Notre civilisation est aussi assiégée par le management
Le President de la Republique rencontre les entrepreneurs de la French Tech © Gilles ROLLE-POOL/SIPA Numéro de reportage: 00879241_000026

Au régal du Management, l’essai de Baptiste Rappin, nous fait prendre conscience de notre inquiétante léthargie.


 

La Civilisation Mécanique finira par promener autour de la Terre, dans un fauteuil roulant, une Humanité gâteuse et baveuse, retombée en enfance et torchée par les Robots. Georges Bernanos.

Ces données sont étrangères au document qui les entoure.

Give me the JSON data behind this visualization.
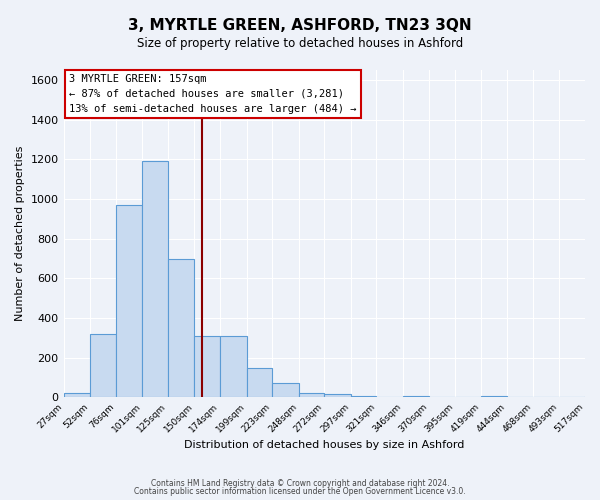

Baptiste Rappin est Maître de Conférences à l’Université de Lorraine et se penche depuis des années sur ce mot-concept devenu courant, le Management, afin d’en montrer philosophiquement le sens et la vérité, ceux d’une technostructure qui a envahi les institutions de l’Université, de l’État, de l’Art, devenues armes terrifiantes de destruction de la Vérité, du Bien commun et du Beau.

Dans Au régal du Management (Éditions Ovadia), Baptiste Rappin s’attelle à cette tâche ardue : dire simplement les opérations de déconstruction qui se déroulent avec et contre nous grâce à une organisation technocratique, le management ; et montrer comment cette organisation accompagne et accélère la régression civilisationnelle dans le monde du travail et dans les mondes universitaire, politique ou artistique. Il y parvient avec une grande clarté.

Formatage des esprits

Un rappel nécessaire et trop souvent oublié, « L’école est avant tout un lieu de liberté », sonne la charge contre les théories foucaldiennes ou bourdieusiennes qui voulurent dénoncer une école comme lieu de l’enfermement ou de la reproduction sociale et qui, paradoxe impitoyable, aidèrent à l’institutionnalisation de cela même qu’ils pensaient attaquer. L’école est devenue, au nom de « l’employabilité », une institution managée par des « spécialistes de l’éducation » (Philippe Meirieu et consorts) qui « isolent les modes opératoires des enfants pour les ériger subrepticement en normes », avec pour finalité le « formatage des esprits. »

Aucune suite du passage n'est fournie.